To assess the functional diversity of the clones, HCDR3 of the clones was extracted and analyzed. A total of 115 unique HCDR3 clusters was identified, and a phylogenetic tree of the region was drawn following the analytical method described previously.31,32 The clusters had unique features in the use of amino acids and the length of the HCDR3 region (Figure 5(a)).

Figure 5.

Figure 5.

Analysis of HCDR3 region of the clones. (a) HCDR3 clusters of the clones and a phylogenetic tree of the clusters. To interrogate diversity at the functional level, the clones were clustered based on the sequences of the HCDR3 region. A total 115 unique clusters were identified and confirmed to have a diverse composition of amino acid sequences of the HCDR3 region and a heterogeneous length of the HCDR3 region. Then, the tree was built by ClustalW2 using the neighbor joining method. The scale bar indicates the probability of substitution. (b) Clonal frequencies of the clusters. Clonal frequencies of the cluster represent the sum of clonal frequencies of the clones having the HCDR3 sequence of the clusters. The clonal frequency can be interpreted as the importance of a cluster with respect to binding activity. In the following genotype-based screening step, this value can be used. (c) The number of unique clones in the cluster. This value represents the number of unique clones having the HCDR3 sequence of the cluster. Based on this value, the number of different clones with a specific HCDR3 sequence can be captured. The clones can be screened based on the genotype of the clones.

Additionally, the clonal frequency and number of unique clones corresponding to each HCDR3 cluster were represented together (Figure 5(b,c)). The clonal frequency of the clusters is the sum of clonal frequencies of clones having the HCDR3 amino acid sequence of the cluster. Considering the mechanism of biopanning, HCDR3 sequences of clusters with a high clonal frequency are expected to dominate through the biopanning process, possibly due to its superior affinity or higher stability. The clonal frequency can be used for prioritizing clones to be retrieved and further characterized. The number of unique clones in a cluster refers to the number of unique clones having the HCDR3 amino acid sequence of the cluster. This value can also be interpreted as the number of different retrievable clones having the HDCR3 sequence of the cluster.
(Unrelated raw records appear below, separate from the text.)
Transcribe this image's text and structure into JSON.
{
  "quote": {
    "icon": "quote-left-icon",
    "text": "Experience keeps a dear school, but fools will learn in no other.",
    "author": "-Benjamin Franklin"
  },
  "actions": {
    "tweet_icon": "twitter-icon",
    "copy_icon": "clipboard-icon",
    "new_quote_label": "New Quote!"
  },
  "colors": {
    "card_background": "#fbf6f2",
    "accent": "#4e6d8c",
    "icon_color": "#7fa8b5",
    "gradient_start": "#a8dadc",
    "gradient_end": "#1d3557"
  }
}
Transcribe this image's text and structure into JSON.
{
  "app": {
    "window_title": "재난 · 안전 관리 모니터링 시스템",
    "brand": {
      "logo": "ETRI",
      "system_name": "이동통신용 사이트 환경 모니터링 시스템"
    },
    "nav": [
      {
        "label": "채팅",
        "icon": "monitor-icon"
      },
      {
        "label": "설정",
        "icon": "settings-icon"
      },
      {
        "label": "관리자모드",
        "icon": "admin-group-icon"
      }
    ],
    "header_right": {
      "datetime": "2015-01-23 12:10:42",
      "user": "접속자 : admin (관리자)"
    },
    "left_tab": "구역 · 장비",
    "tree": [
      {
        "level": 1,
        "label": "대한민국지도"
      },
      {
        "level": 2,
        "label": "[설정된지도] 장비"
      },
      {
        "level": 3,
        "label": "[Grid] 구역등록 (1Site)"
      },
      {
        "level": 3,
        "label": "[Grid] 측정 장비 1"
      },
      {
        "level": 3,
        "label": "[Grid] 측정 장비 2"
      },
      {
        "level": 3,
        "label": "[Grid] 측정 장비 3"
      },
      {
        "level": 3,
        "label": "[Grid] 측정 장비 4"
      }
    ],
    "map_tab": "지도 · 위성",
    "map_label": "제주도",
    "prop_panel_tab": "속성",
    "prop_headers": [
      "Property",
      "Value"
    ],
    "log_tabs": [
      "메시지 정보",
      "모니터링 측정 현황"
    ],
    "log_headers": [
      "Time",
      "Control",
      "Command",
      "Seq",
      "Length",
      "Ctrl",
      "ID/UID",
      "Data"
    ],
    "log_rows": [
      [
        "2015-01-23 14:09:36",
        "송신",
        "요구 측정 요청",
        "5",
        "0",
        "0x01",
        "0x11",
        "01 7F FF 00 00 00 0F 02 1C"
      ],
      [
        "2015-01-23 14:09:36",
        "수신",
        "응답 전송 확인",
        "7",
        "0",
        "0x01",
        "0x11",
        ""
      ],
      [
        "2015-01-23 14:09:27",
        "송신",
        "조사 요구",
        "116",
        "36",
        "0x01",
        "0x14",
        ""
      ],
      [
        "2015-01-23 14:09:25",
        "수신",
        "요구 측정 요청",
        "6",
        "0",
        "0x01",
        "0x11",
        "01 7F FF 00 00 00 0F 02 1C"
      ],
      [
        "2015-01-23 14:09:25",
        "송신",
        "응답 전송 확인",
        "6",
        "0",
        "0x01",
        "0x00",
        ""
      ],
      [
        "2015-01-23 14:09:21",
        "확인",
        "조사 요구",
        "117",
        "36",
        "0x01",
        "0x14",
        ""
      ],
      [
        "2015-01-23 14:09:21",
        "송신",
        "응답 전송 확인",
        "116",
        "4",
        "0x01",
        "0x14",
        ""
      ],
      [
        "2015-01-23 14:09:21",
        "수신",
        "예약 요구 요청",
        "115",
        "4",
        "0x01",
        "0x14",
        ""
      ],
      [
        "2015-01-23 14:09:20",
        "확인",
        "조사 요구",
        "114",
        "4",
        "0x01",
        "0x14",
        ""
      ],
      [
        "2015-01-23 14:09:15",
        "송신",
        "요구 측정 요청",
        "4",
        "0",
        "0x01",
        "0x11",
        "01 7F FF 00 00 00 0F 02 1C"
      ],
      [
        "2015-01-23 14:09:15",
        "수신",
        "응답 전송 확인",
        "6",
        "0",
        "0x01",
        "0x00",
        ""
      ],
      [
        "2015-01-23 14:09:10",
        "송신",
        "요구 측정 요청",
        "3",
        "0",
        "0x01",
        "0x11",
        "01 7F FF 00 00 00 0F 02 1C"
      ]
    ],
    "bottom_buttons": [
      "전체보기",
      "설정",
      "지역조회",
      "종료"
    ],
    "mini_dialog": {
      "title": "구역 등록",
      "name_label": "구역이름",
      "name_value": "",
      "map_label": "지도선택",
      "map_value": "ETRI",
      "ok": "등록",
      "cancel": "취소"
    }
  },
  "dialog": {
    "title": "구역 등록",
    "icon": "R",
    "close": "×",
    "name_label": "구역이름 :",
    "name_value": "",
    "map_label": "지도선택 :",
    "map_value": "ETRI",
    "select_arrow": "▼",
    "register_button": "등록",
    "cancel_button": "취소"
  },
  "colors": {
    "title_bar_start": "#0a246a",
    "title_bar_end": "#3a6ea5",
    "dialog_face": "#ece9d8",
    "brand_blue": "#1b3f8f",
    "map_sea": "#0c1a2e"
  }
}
After capturing the possible number of retrievable clones of each cluster based on this value, the genotype of the clones in the group, rather than the HCDR3 sequence alone, can be analyzed. Then, the results of the genotype-based analysis can be used for prioritizing the clones based on the presence of post-translational modification motif, isoelectric point, or the expected immunogenicity.

Discussion

Here, we introduced a new robust and high-throughput platform, TrueRepertoire™, for the identification and retrieval of clones in a phage display library. TrueRepertoire™ is composed of two systems designed for clone isolation and clone identification. In the clone isolation system, microcolonies of clones in the library can be formed in high density using the micro biochip SSICLE, and the microcolonies can be extracted from the chip in high throughput without contact by laser. The isolated colonies can be analyzed by the clone identification system of the platform to compute highly accurate consensus sequence of the clones while preserving the linkage information between heavy and light chains of the clone. By using these novel systems, TrueRepertoire™ can identify and retrieve a massive number of clones, including rare clones, from a phage display library. We identified and retrieved 955 unique clones from the phage-displayed scFv library targeting hHGF by using TrueRepertoire™. In addition, as shown in the application of TrueRepertoire™ section, while the linkage information between heavy and light chains is preserved in TrueRepertoire™, the linkage information is lost in NGS. Thus, TrueRepertoire™ saves substantial effort and time by preserving the real linkage between heavy and light chains of clones. In the study discussed here, we validated that the consensus sequences have high accuracy and there is no platform specific bias in TrueRepertoire™. Also, we succeeded in identifying and retrieving many rare clones by applying the platform to the phage-displayed scFv library targeting hHGF. The retrieved clones were confirmed to have binding activity to the target antigen, hHGF. In addition, the functional diversity of the identified clones in the library was shown by analyzing the HCDR3 region of the clones. The clones had heterogeneous HCDR3 in the aspect of sequence length and amino acid composition. Considering the heterogeneity, the clones are expected to bind to different epitopes of hHGF, as reported previously.33

TrueRepertoireTM can identify and retrieve clones from antibody libraries at a much lower cost compared to the existing two methods, in vitro screening and NGS-based method. To elucidate the cost-effectiveness of the platform, a cost simulation was conducted on the hHGF case, as described in the Methods section and supplemental material. The simulation confirmed that the cost for TrueRepertoireTM was about 10-fold cheaper than the conventional in vitro screening and about 20-fold cheaper than the NGS-based method to retrieve 700 positive clones in the hHGF case. We assumed no labor cost for the convenience of the simulation. If labor cost is considered, the difference in cost between in vitro screening and TrueRepertoireTM will become higher because TrueRepertoireTM eliminates the labor-intensive clone isolation step and is an optimized process for the task. The cost of TrueRepertoireTM derived primarily from a single run of NGS; additional costs, which are incurred as the number of positive clones to be retrieved increases, were extremely low. On the other hand, the cost for in vitro screening and NGS-based method increases steeply as the number of positive clones to be retrieved increases. The cost was mainly from Sanger sequencing for in vitro screening and from gene synthesis for the NGS-based method (Supplementary Figure 9, Supplementary File. 3).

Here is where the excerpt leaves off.